Tu ne vois pas bien sûr,
que la boule lovée auprès de moi
agrandit mon amour pour toi

Tu ne vois pas bien sûr,
ma fierté de tigresse
pour tous les bonds que tu fais

Il arrive que tu bondisses de travers
Je pense qu’il est de mon devoir de t’indiquer où tu vas
Des branches cassent des fois , il faut savoir où s’accrocher mon petit chat.
Non, tu ne comprends pas ?

Et bien ce matin, surprise
C’est moi la lionne mère
Je dévaste le déjeuner avec mes griffes acérées : ASSEZ !
Mon amour n’a pas de limites mais tu as pénétré une zone interdite et crois-moi je connais pléthore d’animaux fantastiques : ASSEZ !

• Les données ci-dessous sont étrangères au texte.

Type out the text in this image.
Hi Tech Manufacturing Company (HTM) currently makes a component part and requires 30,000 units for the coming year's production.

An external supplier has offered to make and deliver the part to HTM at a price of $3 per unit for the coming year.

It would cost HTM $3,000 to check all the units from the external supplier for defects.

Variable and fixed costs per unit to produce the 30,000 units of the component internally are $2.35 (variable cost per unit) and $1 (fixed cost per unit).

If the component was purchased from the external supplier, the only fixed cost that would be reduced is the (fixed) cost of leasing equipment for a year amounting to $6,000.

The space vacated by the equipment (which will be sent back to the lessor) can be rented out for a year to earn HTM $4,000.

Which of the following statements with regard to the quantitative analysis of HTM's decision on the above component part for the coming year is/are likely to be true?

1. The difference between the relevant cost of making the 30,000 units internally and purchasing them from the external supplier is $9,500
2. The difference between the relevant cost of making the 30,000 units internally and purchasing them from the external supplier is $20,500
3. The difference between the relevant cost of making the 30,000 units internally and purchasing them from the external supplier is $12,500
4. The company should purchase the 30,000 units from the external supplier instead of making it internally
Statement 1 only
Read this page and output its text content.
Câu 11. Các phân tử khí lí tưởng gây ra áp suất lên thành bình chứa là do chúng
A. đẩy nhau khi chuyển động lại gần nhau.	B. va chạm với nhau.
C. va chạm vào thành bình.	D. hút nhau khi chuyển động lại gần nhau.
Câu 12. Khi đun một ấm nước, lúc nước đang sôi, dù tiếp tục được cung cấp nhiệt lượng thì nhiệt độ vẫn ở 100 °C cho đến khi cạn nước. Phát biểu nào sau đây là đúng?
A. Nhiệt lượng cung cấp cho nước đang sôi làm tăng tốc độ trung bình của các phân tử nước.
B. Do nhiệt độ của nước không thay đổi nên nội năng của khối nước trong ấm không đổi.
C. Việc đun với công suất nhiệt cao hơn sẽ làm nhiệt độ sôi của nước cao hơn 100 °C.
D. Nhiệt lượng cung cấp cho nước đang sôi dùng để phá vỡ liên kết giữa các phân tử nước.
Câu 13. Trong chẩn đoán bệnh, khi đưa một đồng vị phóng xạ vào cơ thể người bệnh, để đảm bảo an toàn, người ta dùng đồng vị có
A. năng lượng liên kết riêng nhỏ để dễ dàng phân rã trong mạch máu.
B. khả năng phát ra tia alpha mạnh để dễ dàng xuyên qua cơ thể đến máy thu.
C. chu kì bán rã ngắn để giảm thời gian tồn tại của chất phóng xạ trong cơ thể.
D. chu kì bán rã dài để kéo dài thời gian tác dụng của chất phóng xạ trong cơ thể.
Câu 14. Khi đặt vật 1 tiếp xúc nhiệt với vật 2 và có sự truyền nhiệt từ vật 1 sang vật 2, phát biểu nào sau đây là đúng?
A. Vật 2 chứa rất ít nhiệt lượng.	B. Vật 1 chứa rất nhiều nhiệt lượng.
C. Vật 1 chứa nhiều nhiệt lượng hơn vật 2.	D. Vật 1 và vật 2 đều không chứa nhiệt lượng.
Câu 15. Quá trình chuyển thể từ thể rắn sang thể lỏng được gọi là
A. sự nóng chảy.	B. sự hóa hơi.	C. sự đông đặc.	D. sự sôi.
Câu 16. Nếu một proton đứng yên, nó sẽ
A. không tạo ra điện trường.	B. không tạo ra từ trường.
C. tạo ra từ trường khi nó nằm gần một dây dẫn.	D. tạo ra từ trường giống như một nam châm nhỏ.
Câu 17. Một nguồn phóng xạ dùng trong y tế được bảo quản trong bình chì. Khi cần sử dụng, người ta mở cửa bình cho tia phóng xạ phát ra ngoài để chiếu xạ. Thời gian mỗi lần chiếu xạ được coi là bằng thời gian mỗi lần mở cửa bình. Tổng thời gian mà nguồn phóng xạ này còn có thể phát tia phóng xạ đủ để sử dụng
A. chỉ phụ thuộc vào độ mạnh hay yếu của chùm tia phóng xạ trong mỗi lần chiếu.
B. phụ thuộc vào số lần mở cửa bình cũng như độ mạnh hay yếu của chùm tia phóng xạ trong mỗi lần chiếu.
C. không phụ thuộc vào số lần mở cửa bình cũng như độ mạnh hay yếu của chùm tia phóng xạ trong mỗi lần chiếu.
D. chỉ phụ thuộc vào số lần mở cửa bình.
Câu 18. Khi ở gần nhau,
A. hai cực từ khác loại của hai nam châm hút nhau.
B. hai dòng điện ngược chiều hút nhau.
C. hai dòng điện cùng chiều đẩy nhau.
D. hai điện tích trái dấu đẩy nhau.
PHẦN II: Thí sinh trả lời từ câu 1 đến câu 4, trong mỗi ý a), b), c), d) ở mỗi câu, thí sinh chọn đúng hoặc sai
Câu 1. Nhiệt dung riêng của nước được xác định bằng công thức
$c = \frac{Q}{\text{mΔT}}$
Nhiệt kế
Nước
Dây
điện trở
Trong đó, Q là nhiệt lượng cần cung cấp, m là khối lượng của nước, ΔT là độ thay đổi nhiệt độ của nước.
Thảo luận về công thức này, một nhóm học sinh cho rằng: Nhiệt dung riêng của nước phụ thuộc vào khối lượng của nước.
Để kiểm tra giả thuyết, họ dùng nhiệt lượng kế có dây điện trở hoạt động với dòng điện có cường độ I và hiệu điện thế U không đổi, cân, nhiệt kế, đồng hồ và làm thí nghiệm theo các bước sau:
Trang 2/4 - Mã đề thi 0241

Assez, cher ange, je vois que tu souffres
Viens mon lapin, viens mon poussin
Viens mon grand baleineau,
Promenons-nous dans l’eau parfois amère
de la relation fille-mère.

Parce qu’entre lui et moi

Parce qu’entre lui et moi
c’est élastique
tu en profites
mignonne créature
pour investir les fêlures
ô ce que tu aimes
tracer de ton petit doigt toutes les bordures
j’admire la rigueur de ton pointillisme,
adorable progéniture.

Petite mue

Petite mue,
petite muse qui s’amuse
aux yeux bleus abysse
aux jambes de nymphette
je parcours les récifs
que tu me désignes
tes fureurs d’Érinye
tes mouvements telluriques
tes secousses sismiques

Je t’envoie des bouées
Tu me lances des cailloux
Je t’entoure de limites
Tu me couvres de bisous

Je ne comprends cet amour
si brut et si doux
qui me recouvre toute.

Chaque jour

Chaque jour
je me couche
repue
d’avoir donné
ma vie
intense
intensément aimante
L’odeur de ce feu
depuis ta naissance
mon corps
ma voix
fragmentés
fragmentaires
et pourtant
entiers
entièrement
présents
ronde est la couleur de mon ombre
ronde la couleur de mes nuits
pour le reste de mes jours.

Mes matins

Mes matins ont la couleur de la nuit
Et avant que l’Aube n’ouvre sa pupille
J’enfile le collier des jours
Celui qui ternit ma beauté
Mais agrandit mon être
De vous porter je m’épuise
Et les nuits ne suffisent
Mais demain dans vos yeux
J’irai puiser à la source des jours
Pour revenir plus belle encore
Dans ma robe de patience.

J’ai porté la terre

J’ai porté la terre
ronde, grosse et volumen
En moi,
son mouvement tellurique
ses poussées imprévisibles
sa sérénité d’eau dormante
sa croissance inextinguible de graine
J’ai senti le liquide
sur quoi tout repose,
sur lequel nous reposons tous
Et j’ai senti l’épiderme de la nuit qui passe la porte du jour.
En moi encore la trace
de la douleur, de la douceur
du cri de la force de l’éruption qui pousse
que rien n’arrête et qui coule –
Une douce violence que de naître à la lueur des jours.